Member of the Maryland Senate
- In office 1947–1950
- Preceded by: J. Wilmer Cronin
- Succeeded by: D. Paul McNabb
- Constituency: Harford County

Personal details
- Born: August 24, 1883 Baltimore, Maryland, U.S.
- Died: June 1, 1966 (aged 82) Bel Air, Maryland, U.S.
- Resting place: Loudon Park Cemetery Baltimore, Maryland, U.S.
- Party: Republican
- Spouse: M. Madeleine Robinson ​ ​(m. 1913)​
- Children: 8
- Alma mater: Baltimore Law School
- Occupation: Politician; businessman; lawyer;

= Howard S. O'Neill =

American politician and lawyer (1883–1966)

Howard S. O'Neill (August 24, 1883 – June 1, 1966) was an American politician and lawyer from Maryland. He served in the Maryland Senate from 1947 to 1950.

==Early life and education==
Howard S. O'Neill was born on August 24, 1883, in Baltimore, Maryland. Later in life, O'Neill studied law at Baltimore Law School for two years and was admitted to the bar in 1944.

==Career==
O'Neill moved to Harford County in 1903 and became secretary to the county school board. O'Neill worked with the Bel Air Electric Company and the Harford Toll Road. In 1918, he helped found the Motor Sales Company in Bel Air. After the Wall Street Crash of 1929, O'Neill helped reorganize the Farmers and Merchants National Bank. He was appointed cashier of the First National Bank of Harford County in 1938.

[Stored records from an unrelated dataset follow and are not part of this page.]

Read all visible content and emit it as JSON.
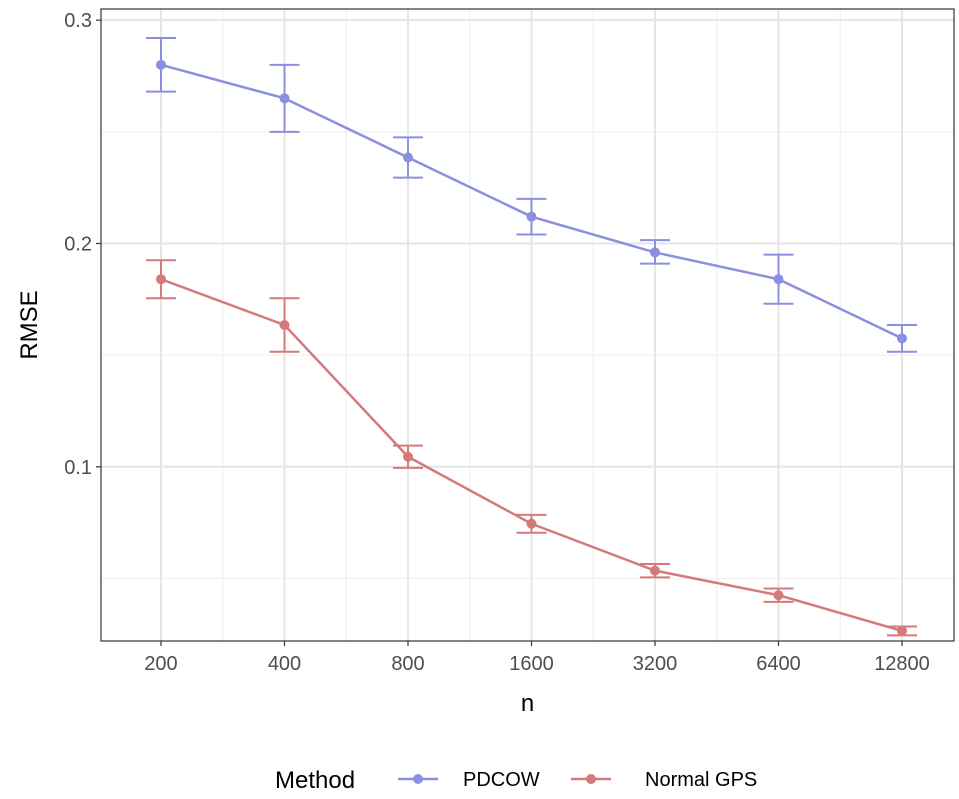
{
  "chart_data": {
    "type": "line",
    "xlabel": "n",
    "ylabel": "RMSE",
    "x_scale": "log2",
    "categories": [
      "200",
      "400",
      "800",
      "1600",
      "3200",
      "6400",
      "12800"
    ],
    "ylim": [
      0.022,
      0.305
    ],
    "yticks": [
      0.1,
      0.2,
      0.3
    ],
    "ytick_labels": [
      "0.1",
      "0.2",
      "0.3"
    ],
    "grid": true,
    "legend": {
      "title": "Method",
      "position": "bottom"
    },
    "series": [
      {
        "name": "PDCOW",
        "color": "#8b8fdf",
        "values": [
          0.28,
          0.265,
          0.2385,
          0.212,
          0.196,
          0.184,
          0.1575
        ],
        "lower": [
          0.268,
          0.25,
          0.2295,
          0.204,
          0.191,
          0.173,
          0.1515
        ],
        "upper": [
          0.292,
          0.28,
          0.2475,
          0.22,
          0.2015,
          0.195,
          0.1635
        ]
      },
      {
        "name": "Normal GPS",
        "color": "#d47a7a",
        "values": [
          0.184,
          0.1635,
          0.1045,
          0.0745,
          0.0535,
          0.0425,
          0.0265
        ],
        "lower": [
          0.1755,
          0.1515,
          0.0995,
          0.0705,
          0.0505,
          0.0395,
          0.0245
        ],
        "upper": [
          0.1925,
          0.1755,
          0.1095,
          0.0785,
          0.0565,
          0.0455,
          0.0285
        ]
      }
    ]
  }
}
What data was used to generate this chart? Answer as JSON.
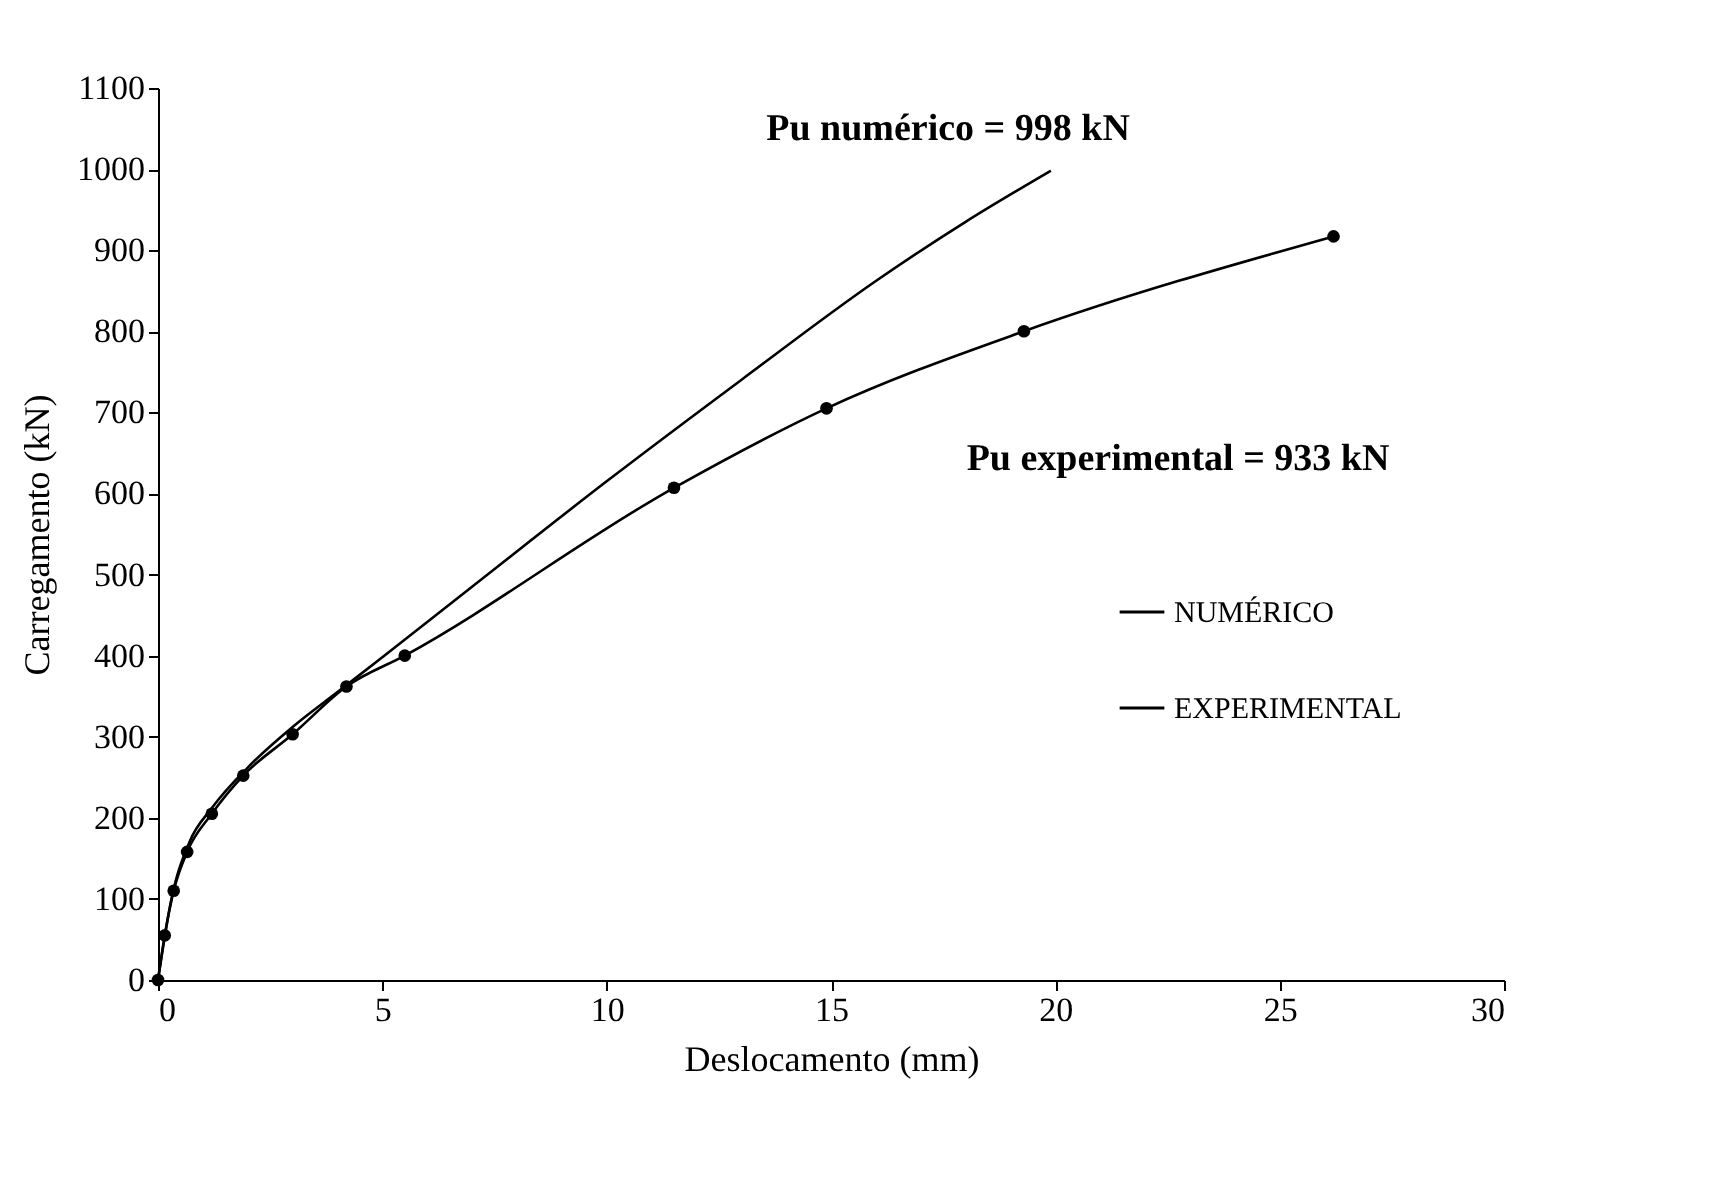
{
  "chart_data": {
    "type": "line",
    "xlabel": "Deslocamento (mm)",
    "ylabel": "Carregamento (kN)",
    "xlim": [
      0,
      30
    ],
    "xticks": [
      0,
      5,
      10,
      15,
      20,
      25,
      30
    ],
    "ylim": [
      0,
      1100
    ],
    "yticks": [
      0,
      100,
      200,
      300,
      400,
      500,
      600,
      700,
      800,
      900,
      1000,
      1100
    ],
    "grid": false,
    "legend": "right",
    "series": [
      {
        "name": "NUMÉRICO",
        "color": "#000000",
        "marker": "none",
        "x": [
          0,
          0.3,
          0.7,
          1.2,
          2,
          3,
          4,
          5,
          7,
          10,
          13,
          16,
          18,
          19.9
        ],
        "values": [
          0,
          100,
          170,
          212,
          262,
          312,
          355,
          398,
          485,
          615,
          740,
          862,
          935,
          998
        ]
      },
      {
        "name": "EXPERIMENTAL",
        "color": "#000000",
        "marker": "circle",
        "x": [
          0,
          0.15,
          0.35,
          0.65,
          1.2,
          1.9,
          3,
          4.2,
          5.5,
          11.5,
          14.9,
          19.3,
          26.2
        ],
        "values": [
          0,
          55,
          110,
          158,
          205,
          252,
          303,
          362,
          400,
          607,
          705,
          800,
          917
        ]
      }
    ],
    "annotations": [
      "Pu numérico = 998 kN",
      "Pu experimental = 933 kN"
    ]
  }
}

After getting admitted to the bar, O'Neill worked as an attorney in Bel Air. O'Neill worked in the firm O'Neill, O'Neill, O'Neill with his sons Harry St. A. and James.

O'Neill was a Republican. O'Neill ran for clerk of the Circuit Court of Harford County in 1938 and 1942. He served as a member of the Maryland Senate, representing Harford County, from 1947 to 1950. He was defeated in re-election in 1950 by D. Paul McNabb. He served as treasurer of the Republican State Central Committee for Harford County from 1947 to his death in 1966.

==Personal life==
O'Neill married M. Madeleine Robinson, daughter of Maryland attorney general Thomas Hall Robinson, on August 1, 1913. They had five sons and three daughters, John H., Harry St. A., James, Daniel D., Thomas H. R., Elizabeth, Peggy and Nancy. His son John H. was a member of the Harford County board of commissioners. From 1913 until his death, O'Neill lived at 14 North Williams Street in Bel Air.

O'Neill died on June 1, 1966, at his home in Bel Air. He was buried at Loudon Park Cemetery in Baltimore.